Prof. Dr. Hans-Jürgen Ewers im Gespräch mit Herrn Kanafi, 1. Sekretär der Israelischen Botschaft, und Frau Galiner, Leiterin der Volkshochschule der Jüdischen Gemeinde Berlin

(...) Die Auseinandersetzung mit der eigenen Vergangenheit ist der Technischen Universität Berlin ein wichtiges Anliegen. Dass unsere Universität sich der Aufgabe stellt, auch die dunklen Kapitel ihrer Geschichte kritisch aufzuarbeiten, haben die Enthüllung der Schlesinger-Gedenktafel und die 200-Jahrfeier unserer Universität vor zwei Jahren deutlich gemacht, um hier nur zwei Beispiele zu nennen.

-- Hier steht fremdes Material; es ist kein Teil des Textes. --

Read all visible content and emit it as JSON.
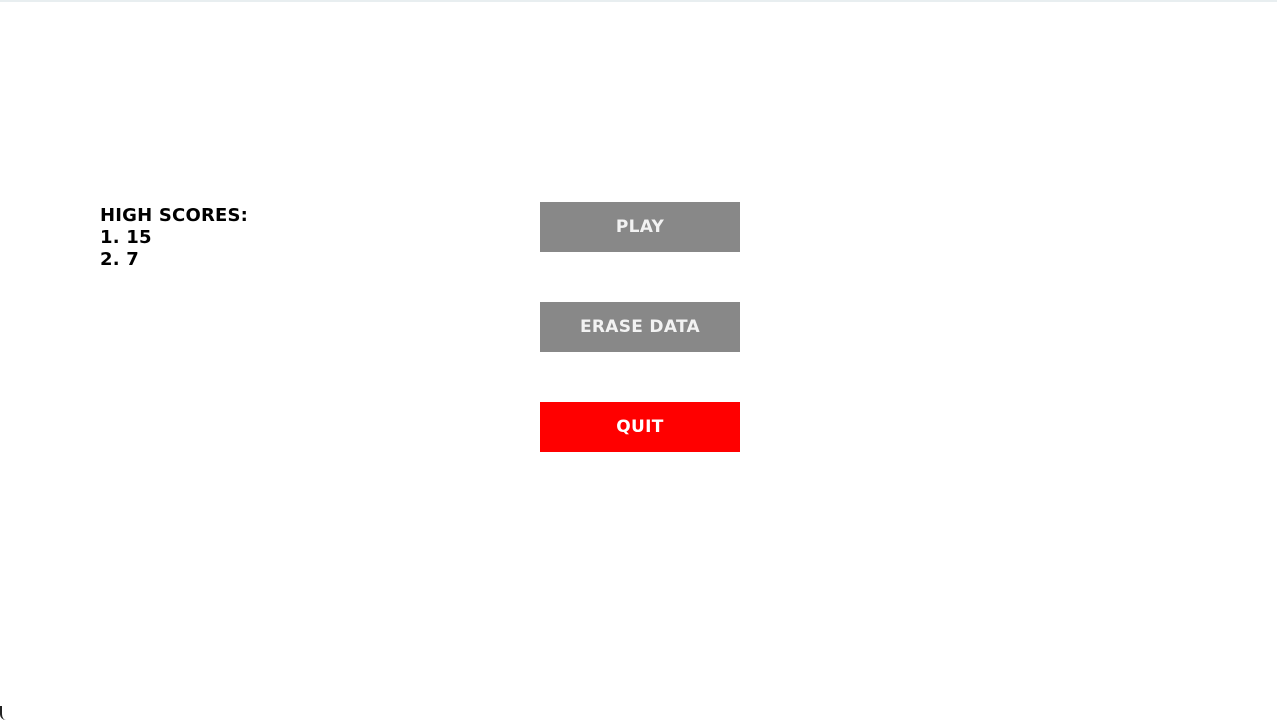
{
  "high_scores": {
    "heading": "HIGH SCORES:",
    "entries": [
      "1. 15",
      "2. 7"
    ]
  },
  "menu": {
    "play_label": "PLAY",
    "erase_label": "ERASE DATA",
    "quit_label": "QUIT"
  },
  "colors": {
    "button_gray": "#888888",
    "button_quit": "#ff0000",
    "text_dark": "#000000",
    "background": "#ffffff"
  }
}
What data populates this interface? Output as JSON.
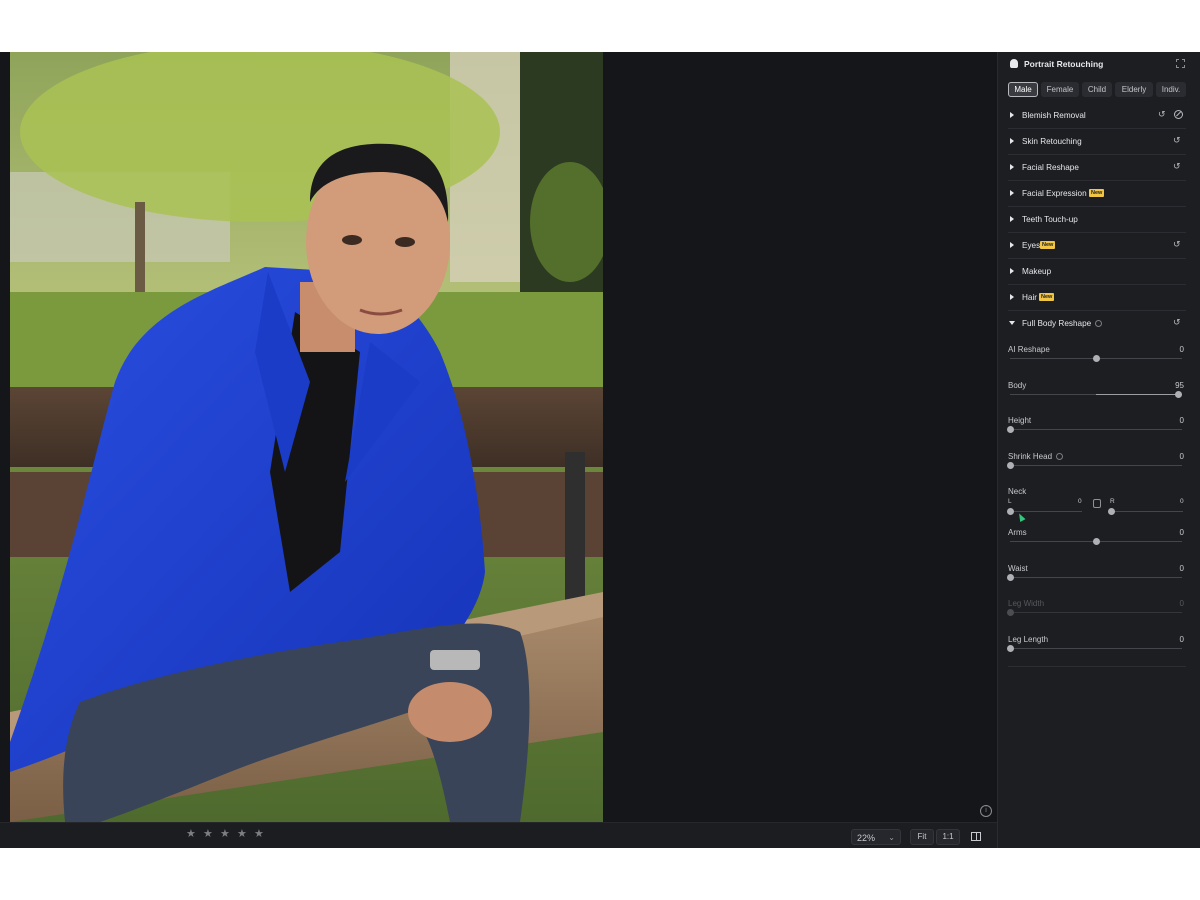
{
  "panel": {
    "title": "Portrait Retouching",
    "gender_tabs": [
      "Male",
      "Female",
      "Child",
      "Elderly",
      "Indiv."
    ],
    "active_tab": "Male",
    "sections": [
      {
        "label": "Blemish Removal",
        "badge": "",
        "reset": true,
        "wand": true
      },
      {
        "label": "Skin Retouching",
        "badge": "",
        "reset": true,
        "wand": false
      },
      {
        "label": "Facial Reshape",
        "badge": "",
        "reset": true,
        "wand": false
      },
      {
        "label": "Facial Expression",
        "badge": "New",
        "reset": false,
        "wand": false
      },
      {
        "label": "Teeth Touch-up",
        "badge": "",
        "reset": false,
        "wand": false
      },
      {
        "label": "Eyes",
        "badge": "New",
        "reset": true,
        "wand": false
      },
      {
        "label": "Makeup",
        "badge": "",
        "reset": false,
        "wand": false
      },
      {
        "label": "Hair",
        "badge": "New",
        "reset": false,
        "wand": false
      }
    ],
    "full_body": {
      "label": "Full Body Reshape",
      "sliders": [
        {
          "label": "AI Reshape",
          "value": "0",
          "level": 0.5,
          "info": false,
          "disabled": false
        },
        {
          "label": "Body",
          "value": "95",
          "level": 0.975,
          "info": false,
          "disabled": false,
          "bipolar": true
        },
        {
          "label": "Height",
          "value": "0",
          "level": 0,
          "info": false,
          "disabled": false
        },
        {
          "label": "Shrink Head",
          "value": "0",
          "level": 0,
          "info": true,
          "disabled": false
        },
        {
          "label": "Arms",
          "value": "0",
          "level": 0.5,
          "info": false,
          "disabled": false
        },
        {
          "label": "Waist",
          "value": "0",
          "level": 0,
          "info": false,
          "disabled": false
        },
        {
          "label": "Leg Width",
          "value": "0",
          "level": 0,
          "info": false,
          "disabled": true
        },
        {
          "label": "Leg Length",
          "value": "0",
          "level": 0,
          "info": false,
          "disabled": false
        }
      ],
      "neck": {
        "label": "Neck",
        "left_label": "L",
        "left_value": "0",
        "right_label": "R",
        "right_value": "0"
      }
    }
  },
  "bottom_bar": {
    "rating_stars": 5,
    "star_glyph": "★",
    "zoom": "22%",
    "fit_label": "Fit",
    "one_to_one_label": "1:1"
  },
  "icons": {
    "reset": "↺",
    "info": "i",
    "chevron": "⌄"
  },
  "colors": {
    "accent_new_badge": "#f1c644",
    "cursor": "#34c77b",
    "panel_bg": "#1d1e22",
    "app_bg": "#151619"
  }
}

Die Ausstellung im Rahmen des Jubiläums hat dieses Bemühen eingehend dokumentiert, offene Diskussionen angestoßen und der universitätsinternen Auseinandersetzung wichtige Impulse vermittelt. Die Diskussionen zeigten zum einen sehr deutlich, dass in der Universität Konsens darüber herrscht, die Verantwortung, die sich aus den dunklen Kapiteln ergibt, zu übernehmen. Zum anderen entwickelte sich der Wunsch, die Erinnerung an alle diejenigen, die während des nationalsozialistischen Regimes von ihrer Hochschule vertrieben wurden, bleibend zu dokumentieren.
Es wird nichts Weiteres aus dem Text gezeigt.